A limitation of this study is the retrospective design. Because of the low incidence of progression in low-grade pTa disease a prospective study design is difficult to establish. Therefore, the distribution of patients is not representative for the clinical practice, since the actual percentage of patients with low-grade non-muscle-invasive bladder cancer and disease progression will be much lower in the clinical setting. However, the predictive risk ability of the methylation markers still holds after a second validation and therefore, we believe that these results could be translated to the clinic.

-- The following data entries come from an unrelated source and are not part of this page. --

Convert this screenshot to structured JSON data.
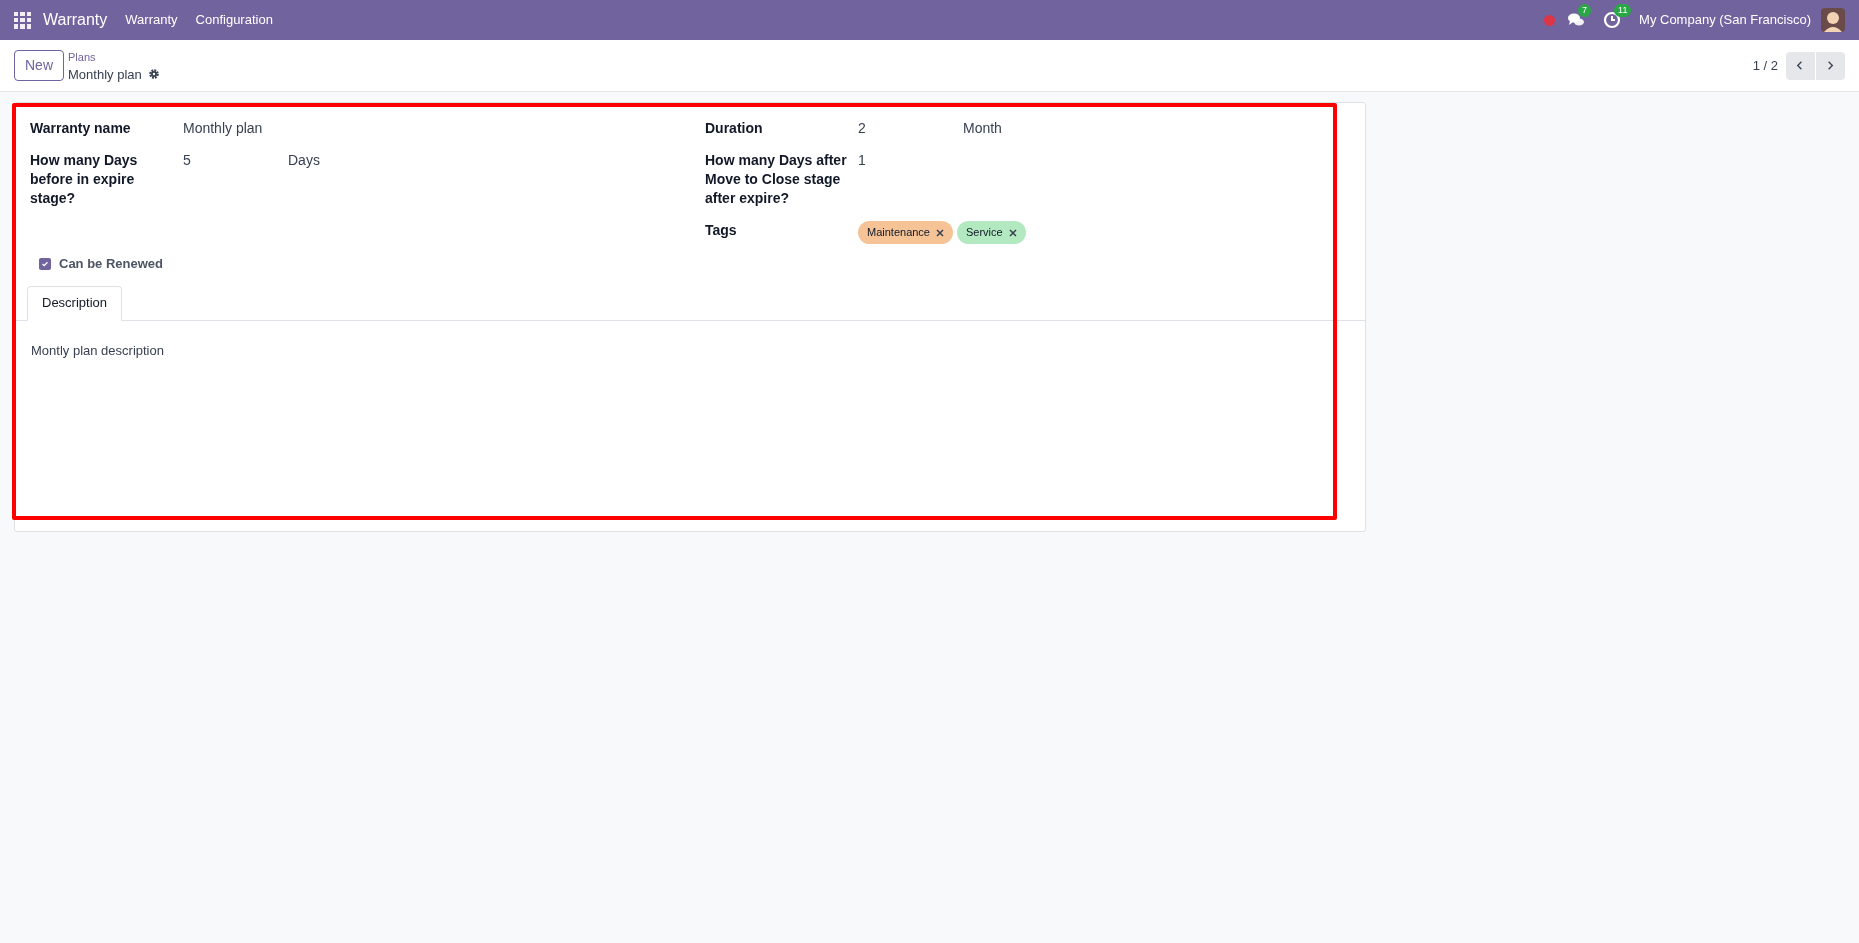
{
  "navbar": {
    "app_name": "Warranty",
    "menu": [
      "Warranty",
      "Configuration"
    ],
    "messages_count": "7",
    "activities_count": "11",
    "company": "My Company (San Francisco)"
  },
  "control_panel": {
    "new_button": "New",
    "breadcrumb": "Plans",
    "record_title": "Monthly plan",
    "pager": "1 / 2"
  },
  "form": {
    "left_fields": [
      {
        "label": "Warranty name",
        "value": "Monthly plan"
      },
      {
        "label": "How many Days before in expire stage?",
        "value": "5",
        "unit": "Days"
      }
    ],
    "right_fields": [
      {
        "label": "Duration",
        "value": "2",
        "unit": "Month"
      },
      {
        "label": "How many Days after Move to Close stage after expire?",
        "value": "1"
      }
    ],
    "tags_label": "Tags",
    "tags": [
      {
        "label": "Maintenance",
        "color": "#f5c396"
      },
      {
        "label": "Service",
        "color": "#b3e9c0"
      }
    ],
    "can_be_renewed": {
      "label": "Can be Renewed",
      "checked": true
    },
    "tabs": [
      {
        "label": "Description",
        "selected": true
      }
    ],
    "description": "Montly plan description"
  }
}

In conclusion, this study represents an independent validation of pTa-prognostic markers in a large set of patients. These markers proved again to be accurate risk predictors for progression in patients with primary low-grade pTa-bladder cancer. New molecular grading based on the methylation status of TBX2 and TBX3, resulted in sensitive risk prediction for progression. Determining DNA methylation is a highly reproducible method as we showed previously.27 Hence these markers present a valuable tool for assessing risk of progression in patients presenting with TaG1/G2 tumors.